Massive manufacturers like Dell, HP, and Lenovo — as well as boutique PC manufacturers like ABS, CLX, and Maingear — have a direct line to PC part sources, making it much easier for them to get their hands on everything from CPUs to GPUs to PSUs. This allows them to continue offering up complete gaming PCs even during heavy shortages everywhere else. You pick the parts you want inside, it gets assembled at a factory, and it ships to your door ready to go.
But not all pre-built gaming PCs are engineered to the same standard, as many have been finding out in 2021. It's easy for manufacturers to overstate their pre-builts, assuming the majority of casual gamers won't ever disassemble or even look inside their new PC to see what's going on. It turns on, it runs games, and that's the end of it.
Sites like Gamers Nexus have been releasing in-depth reviews of pre-built gaming PCs that expose just how bad some of these PCs really are, with proprietary parts that remove any hope of future upgrades, overstated performance capabilities of OEM hardware, and shady subscription tactics. While many people still just want a PC that runs games without a fuss, it's great to see this sort of stuff being sussed out.
It hasn't all been negative. Boutique PC builders — smaller companies that use real retail PC parts instead of OEM stuff — have no doubt felt a rise in popularity as enthusiasts who know what to avoid have come knocking. Executive Editor Daniel Rubino went hands-on with the CLX Ra in May, noting an all-around positive configuring, buying, and shipping experience.

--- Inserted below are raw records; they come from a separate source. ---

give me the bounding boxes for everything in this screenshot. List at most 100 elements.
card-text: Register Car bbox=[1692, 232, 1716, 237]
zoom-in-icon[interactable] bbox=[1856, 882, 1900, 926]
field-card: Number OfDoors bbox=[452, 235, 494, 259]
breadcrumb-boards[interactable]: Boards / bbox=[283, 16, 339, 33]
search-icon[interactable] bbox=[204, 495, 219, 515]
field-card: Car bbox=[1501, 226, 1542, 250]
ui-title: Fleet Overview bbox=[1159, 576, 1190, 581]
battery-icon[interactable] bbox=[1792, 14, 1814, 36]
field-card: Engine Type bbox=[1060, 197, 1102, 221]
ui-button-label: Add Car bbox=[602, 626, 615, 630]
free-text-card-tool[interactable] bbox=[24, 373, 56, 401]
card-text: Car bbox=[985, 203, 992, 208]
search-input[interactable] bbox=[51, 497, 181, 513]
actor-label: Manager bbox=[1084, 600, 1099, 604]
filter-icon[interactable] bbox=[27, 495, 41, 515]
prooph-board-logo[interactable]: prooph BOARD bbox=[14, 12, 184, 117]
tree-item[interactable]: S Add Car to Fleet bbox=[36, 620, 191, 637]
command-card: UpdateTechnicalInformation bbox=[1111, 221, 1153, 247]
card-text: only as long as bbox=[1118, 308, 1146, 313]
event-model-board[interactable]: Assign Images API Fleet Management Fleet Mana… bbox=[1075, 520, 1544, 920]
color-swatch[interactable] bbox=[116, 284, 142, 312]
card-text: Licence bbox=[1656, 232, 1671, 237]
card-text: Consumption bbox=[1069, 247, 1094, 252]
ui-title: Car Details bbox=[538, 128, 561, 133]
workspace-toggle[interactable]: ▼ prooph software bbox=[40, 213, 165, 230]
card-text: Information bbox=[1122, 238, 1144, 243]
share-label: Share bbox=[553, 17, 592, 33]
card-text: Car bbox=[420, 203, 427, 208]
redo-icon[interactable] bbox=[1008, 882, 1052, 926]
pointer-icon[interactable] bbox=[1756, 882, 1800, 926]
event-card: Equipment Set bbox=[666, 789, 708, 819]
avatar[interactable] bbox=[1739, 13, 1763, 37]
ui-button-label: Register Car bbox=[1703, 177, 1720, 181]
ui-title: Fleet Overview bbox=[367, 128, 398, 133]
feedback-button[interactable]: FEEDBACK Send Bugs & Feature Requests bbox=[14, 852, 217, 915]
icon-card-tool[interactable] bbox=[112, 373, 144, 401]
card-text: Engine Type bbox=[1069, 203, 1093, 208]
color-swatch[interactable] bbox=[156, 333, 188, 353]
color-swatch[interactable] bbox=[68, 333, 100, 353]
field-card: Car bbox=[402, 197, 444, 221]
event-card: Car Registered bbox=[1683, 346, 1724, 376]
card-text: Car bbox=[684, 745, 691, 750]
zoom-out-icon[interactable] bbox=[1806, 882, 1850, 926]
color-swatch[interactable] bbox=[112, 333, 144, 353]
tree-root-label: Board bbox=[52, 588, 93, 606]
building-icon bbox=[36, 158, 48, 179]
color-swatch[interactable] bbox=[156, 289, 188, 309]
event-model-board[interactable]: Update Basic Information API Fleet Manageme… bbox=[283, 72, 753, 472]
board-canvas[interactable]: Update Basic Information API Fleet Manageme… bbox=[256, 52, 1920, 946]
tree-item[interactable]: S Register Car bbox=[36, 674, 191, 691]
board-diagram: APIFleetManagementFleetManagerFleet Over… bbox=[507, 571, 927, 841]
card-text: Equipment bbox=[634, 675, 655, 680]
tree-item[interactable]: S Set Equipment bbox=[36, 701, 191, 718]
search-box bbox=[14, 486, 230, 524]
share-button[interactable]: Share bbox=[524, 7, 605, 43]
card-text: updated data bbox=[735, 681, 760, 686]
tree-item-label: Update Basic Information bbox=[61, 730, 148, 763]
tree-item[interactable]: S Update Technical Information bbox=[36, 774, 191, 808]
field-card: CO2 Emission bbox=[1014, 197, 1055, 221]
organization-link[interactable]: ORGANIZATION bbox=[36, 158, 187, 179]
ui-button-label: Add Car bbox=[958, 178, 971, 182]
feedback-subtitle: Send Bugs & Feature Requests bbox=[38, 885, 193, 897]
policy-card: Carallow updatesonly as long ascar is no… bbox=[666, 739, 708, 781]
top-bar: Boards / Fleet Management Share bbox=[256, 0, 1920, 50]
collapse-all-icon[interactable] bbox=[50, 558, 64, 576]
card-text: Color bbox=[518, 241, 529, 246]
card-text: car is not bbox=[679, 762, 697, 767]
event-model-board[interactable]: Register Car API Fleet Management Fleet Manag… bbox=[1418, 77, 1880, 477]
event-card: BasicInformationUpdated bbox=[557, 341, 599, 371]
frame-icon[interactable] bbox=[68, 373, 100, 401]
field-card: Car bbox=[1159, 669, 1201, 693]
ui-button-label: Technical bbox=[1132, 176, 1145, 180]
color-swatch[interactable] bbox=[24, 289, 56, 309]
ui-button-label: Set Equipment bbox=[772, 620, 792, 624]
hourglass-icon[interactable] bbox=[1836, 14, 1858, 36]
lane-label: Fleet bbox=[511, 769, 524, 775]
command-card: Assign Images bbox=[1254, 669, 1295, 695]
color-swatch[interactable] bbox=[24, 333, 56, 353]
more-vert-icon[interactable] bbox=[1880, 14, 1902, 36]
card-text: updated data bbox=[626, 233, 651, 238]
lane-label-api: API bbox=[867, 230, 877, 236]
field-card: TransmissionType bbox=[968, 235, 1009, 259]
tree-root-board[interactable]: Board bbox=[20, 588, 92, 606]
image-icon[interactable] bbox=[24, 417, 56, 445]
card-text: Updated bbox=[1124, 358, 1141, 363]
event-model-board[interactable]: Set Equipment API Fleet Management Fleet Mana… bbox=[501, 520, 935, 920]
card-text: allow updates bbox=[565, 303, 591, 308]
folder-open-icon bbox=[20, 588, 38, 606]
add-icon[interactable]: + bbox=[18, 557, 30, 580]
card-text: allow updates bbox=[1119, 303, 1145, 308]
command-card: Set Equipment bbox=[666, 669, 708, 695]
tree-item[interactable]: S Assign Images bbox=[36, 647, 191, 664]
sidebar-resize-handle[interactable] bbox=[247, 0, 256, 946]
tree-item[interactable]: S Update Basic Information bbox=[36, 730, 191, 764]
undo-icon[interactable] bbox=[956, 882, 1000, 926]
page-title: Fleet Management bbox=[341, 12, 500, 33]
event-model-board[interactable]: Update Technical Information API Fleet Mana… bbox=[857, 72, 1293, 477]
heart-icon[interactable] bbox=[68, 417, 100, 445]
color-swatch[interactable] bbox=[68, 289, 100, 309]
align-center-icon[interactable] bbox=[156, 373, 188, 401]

And you don't have to go as chic as that. Newegg's ABS house brand has a ton of options to choose from, assembled with retail parts that makes it feel a lot closer to a personal build. It's not going to quite match your own construction, but when you can't find a GPU any other way, it's a great alternative. Prices also remain fairly competitive with the bigger brands, and any enthusiasts who would rather avoid OEM parts will no doubt find the extra cost worth every penny.
What 2022 is set to bring
I have no idea what 2022 will look like; I've stopped trying to predict more than a couple of weeks ahead. New COVID variants, trade wars, and climate change can all impress their influence at any time, and telling someone to "wait just a bit longer to build a new PC" is no longer good advice. If you are going to go the pre-built route and care more than it turning on and playing your favorite games, be sure to check reviews, compare prices, and consider what hardware you already have lying around. You can always buy a pre-built, remove the GPU, and sell off the rest of the parts to make some of your money back.
Our Senior News Editor Robert Carnevale wrote an excellent article a few weeks ago detailing why, based on expert analysis, the global chip shortage should soon come to an end. The TL;DR there is that 2022 is likely going to be more of the same, with 2023 possibly flipping to an overabundance of chips. AMD CEO Lisa Su, speaking at the Code Conference, basically said the same thing: early 2022 would continue to be rough, though supply would level out later in the year. We'll have to wait and see what the year has in store for gamers around the world.